Jetzt muss in Augsburg ein großer, kulturpolitischer Wurf entwickelt werden, der zwei Dinge enthalten muss:

  1. Visionärer Entwicklungsplan 2030 für die gesamte freie Theaterszene, um nicht in einigen Jahren wieder von vorne beginnen zu müssen. Dabei geht es neben den Finanzen auch um bezahlbare Räume in einer immer teurer werdenden Stadt! (Stichworte sind faire Bezahlung, Mindesthonorar, soziale Absicherung, Mieten).
  2. Durchlässige, transparente und flexible Förderstrukturen, die einerseits nachhaltiges künstlerisches Arbeiten erlauben und sogleich andererseits den Einstieg hoffentlich nachwachsender Gruppen ermöglichen, die es dringend braucht! (Stichworte sind Nachwuchsförderung, Konzeptionsförderung, Projektförderung, Wiederaufnahme-Förderung, institutionelle Förderung – bundesweite Vergleichsvorlagen dafür hat der Bundesverband Freie Darstellende Künste geliefert).

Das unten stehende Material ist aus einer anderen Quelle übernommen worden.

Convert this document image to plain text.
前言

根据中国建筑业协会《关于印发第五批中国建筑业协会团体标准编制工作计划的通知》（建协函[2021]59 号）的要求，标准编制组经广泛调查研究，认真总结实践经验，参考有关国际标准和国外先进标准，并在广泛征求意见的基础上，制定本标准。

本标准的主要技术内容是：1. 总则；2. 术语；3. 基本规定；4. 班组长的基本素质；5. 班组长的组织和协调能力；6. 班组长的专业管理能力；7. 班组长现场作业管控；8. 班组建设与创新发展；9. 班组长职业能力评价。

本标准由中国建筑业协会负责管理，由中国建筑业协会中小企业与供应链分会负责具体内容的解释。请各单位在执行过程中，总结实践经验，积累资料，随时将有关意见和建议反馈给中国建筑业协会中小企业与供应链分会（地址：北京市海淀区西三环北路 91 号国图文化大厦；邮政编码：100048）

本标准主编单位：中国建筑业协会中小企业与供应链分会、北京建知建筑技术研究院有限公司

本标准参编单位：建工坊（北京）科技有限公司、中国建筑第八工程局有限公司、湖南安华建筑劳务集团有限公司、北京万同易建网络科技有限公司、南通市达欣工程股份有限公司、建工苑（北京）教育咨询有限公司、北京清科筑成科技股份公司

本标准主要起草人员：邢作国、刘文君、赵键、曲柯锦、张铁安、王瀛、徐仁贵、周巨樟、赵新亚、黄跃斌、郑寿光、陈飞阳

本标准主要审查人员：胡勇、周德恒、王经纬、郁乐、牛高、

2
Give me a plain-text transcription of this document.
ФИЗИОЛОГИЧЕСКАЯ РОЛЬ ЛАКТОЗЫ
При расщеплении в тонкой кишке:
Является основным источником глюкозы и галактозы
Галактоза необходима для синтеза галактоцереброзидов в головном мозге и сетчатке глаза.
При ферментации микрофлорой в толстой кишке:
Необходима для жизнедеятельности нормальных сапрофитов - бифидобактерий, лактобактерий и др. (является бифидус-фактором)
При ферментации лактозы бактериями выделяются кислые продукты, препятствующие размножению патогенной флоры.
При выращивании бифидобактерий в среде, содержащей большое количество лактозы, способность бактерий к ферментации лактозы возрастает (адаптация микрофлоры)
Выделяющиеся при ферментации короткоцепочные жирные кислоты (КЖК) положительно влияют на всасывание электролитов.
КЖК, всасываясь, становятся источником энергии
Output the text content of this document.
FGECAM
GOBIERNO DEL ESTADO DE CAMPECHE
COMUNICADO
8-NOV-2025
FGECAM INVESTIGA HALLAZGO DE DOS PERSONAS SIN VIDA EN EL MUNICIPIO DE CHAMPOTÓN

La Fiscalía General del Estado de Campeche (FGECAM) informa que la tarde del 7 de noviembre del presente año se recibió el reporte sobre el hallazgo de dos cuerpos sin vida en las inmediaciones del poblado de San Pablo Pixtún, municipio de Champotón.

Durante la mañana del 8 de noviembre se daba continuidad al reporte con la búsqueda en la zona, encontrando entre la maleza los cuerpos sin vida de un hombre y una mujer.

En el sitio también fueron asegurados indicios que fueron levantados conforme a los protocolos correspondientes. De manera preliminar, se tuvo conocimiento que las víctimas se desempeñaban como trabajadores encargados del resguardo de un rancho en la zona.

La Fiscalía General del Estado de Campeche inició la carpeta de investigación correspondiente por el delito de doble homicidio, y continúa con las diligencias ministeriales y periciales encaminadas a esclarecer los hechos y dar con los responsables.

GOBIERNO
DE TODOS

Das Ziel muss sein, die freien darstellenden Künste auch in Augsburg so zu stärken, dass sie sich vor allem darauf konzentrieren können, was sie ästhetisch ausmacht: Immer neue Inszenierungen und Narrative hervorbringen, die von der Komplexität des Zusammenlebens in einer offenen Gesellschaft erzählen und auf ein breites, kulturell und sozial divergierendes Publikum hin orientiert sind.


Sebastian Seidel studierte Germanistik, Geschichte und Philosophie an der Universität Augsburg und an der University at Albany. Bis 1999 leitete er das Germanistentheater an der Universität Augsburg. Nach dem Studium gründete er 1996 das S’ensemble Theater (heute Sensemble Theater), dessen Leiter er bis heute ist.